Ethnicity or race involved in more practices

  • these categories are more meaningful; more "real"; harder to change

Helps us understand how race and ethnicity has changed over time:

  • Compare race in the US today versus 70 years ago

Race vs. Ethnicity

  • Debated: many social scientists see them as variations of the same thing

Conflict?

Are ethnic and racial differences more prone to …

Sources of conflict?

Tradition?

  • conflict over ancient hatreds

Culture?

  • conflict over incompatible values

Sources of conflict?

Economy?

  • overlap between ethnicity/race and class produces conflict

Modernization?

  • competition over "goodies" of modernization

Why do "followers" follow?

Elites often benefit… but

Sources of conflict: Status

ranked societies: societies in which ethnic or racial categories overlap with class and imply a hierarchy of status, with some groups holding higher economic, political, and social status over others

unranked societies: societies in which ethnic or racial categories cross-cut class, implying a parallel or approximately equal status of the groups

Sources of conflict: Status

But even in unranked societies, groups make comparisons of which is "backward" or "advanced"

Groups with higher status fear loss of their position

Groups with lower status fear permanently being locked out

  • not "catching up"
  • or even worse "extinction"

Why does status matter?

Human psychology

Minimal Group Experiments:

  • Groups randomly assigned
  • Never meet in person
  • Anonymous games allocating money

What do people do?

  • discriminate against out-group
  • maximize inter-group difference, not in-group profit

Social Identity Theory

Assumptions

  1. people want positive self-esteem
  2. social groups/categories have positive/negative connotations that reflect on person's social identity
  3. group status based on favorable/unfavorable comparison with other groups

Social Identity Theory

Implications

  1. people want to increase or maintain positive social identity
  2. social identity based on positive comparison between in-group and relevant out-group
  3. Individuals will leave group or change their group to make identity more positive

Social Identity Theory

Strategies of improving status:

  1. Mobility (unavailable? in race/ethnicity)

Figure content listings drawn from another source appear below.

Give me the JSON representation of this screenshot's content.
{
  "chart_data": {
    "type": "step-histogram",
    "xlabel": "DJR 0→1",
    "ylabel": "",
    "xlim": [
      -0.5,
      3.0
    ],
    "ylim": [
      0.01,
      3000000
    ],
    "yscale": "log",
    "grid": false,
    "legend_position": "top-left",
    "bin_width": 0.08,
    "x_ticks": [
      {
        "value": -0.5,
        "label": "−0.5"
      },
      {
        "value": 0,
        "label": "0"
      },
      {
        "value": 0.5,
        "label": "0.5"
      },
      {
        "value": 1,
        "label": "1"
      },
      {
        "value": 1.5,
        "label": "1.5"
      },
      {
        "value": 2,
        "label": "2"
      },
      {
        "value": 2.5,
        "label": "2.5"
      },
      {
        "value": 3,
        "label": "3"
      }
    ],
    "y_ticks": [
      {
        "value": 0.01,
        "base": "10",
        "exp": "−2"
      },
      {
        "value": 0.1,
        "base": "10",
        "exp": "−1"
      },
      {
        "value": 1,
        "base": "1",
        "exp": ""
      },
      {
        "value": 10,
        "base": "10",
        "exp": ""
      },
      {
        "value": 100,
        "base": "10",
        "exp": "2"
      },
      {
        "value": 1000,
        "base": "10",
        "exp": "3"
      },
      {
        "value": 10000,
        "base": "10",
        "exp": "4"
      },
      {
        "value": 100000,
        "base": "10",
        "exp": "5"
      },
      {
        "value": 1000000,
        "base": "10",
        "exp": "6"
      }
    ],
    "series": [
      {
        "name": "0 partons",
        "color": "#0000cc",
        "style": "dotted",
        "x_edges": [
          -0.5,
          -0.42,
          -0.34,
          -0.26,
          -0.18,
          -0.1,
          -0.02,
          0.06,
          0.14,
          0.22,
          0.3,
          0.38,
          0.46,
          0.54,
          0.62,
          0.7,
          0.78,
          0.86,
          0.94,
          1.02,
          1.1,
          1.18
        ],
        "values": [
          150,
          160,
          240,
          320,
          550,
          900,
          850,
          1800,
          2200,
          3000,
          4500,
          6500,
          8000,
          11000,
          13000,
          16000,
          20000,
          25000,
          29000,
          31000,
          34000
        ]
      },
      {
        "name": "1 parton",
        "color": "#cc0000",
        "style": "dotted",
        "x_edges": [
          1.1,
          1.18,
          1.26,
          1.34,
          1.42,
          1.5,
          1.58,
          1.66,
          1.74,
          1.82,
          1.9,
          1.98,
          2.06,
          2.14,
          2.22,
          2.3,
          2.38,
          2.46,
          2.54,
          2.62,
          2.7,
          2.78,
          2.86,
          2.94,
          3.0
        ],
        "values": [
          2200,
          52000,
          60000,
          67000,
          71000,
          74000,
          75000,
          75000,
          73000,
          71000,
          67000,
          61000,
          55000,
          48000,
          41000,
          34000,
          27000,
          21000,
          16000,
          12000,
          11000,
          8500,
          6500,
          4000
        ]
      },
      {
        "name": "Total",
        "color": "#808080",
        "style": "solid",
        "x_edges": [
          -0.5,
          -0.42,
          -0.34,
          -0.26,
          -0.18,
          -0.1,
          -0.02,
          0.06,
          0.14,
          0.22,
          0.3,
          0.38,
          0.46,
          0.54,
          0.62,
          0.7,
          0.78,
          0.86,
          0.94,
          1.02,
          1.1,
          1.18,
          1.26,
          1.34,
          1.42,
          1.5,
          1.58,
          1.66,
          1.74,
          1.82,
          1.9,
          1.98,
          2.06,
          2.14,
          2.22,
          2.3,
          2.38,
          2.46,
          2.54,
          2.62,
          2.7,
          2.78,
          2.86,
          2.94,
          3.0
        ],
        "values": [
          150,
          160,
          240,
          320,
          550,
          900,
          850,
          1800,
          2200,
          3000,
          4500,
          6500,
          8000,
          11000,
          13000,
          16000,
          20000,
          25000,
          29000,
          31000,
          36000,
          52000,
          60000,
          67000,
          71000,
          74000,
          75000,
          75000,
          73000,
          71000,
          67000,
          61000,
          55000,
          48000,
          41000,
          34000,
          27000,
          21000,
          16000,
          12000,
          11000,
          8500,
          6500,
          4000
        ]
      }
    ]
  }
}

  2. new dimension of comparison

  3. use of different evaluative rules

  4. change comparison-group

  5. direct competition

Which of these strategies lead to conflict?

Questions

Questions:

Is this need for status fundamental in all humans? Why/why not?

Are we doomed to racism/ethnocentrism? Why/why not?

Some questions about SIT:

As a theory, depends on cultural context:

  • Which are "relevant" groups for comparison?
  • What dimensions are groups compared on?
  • What value-rules do we use to assign status?
  • What kinds of comparisons are legitimate?

Reconsider:

ranked societies: are the value systems used to justify hierarchy of groups still legitimate?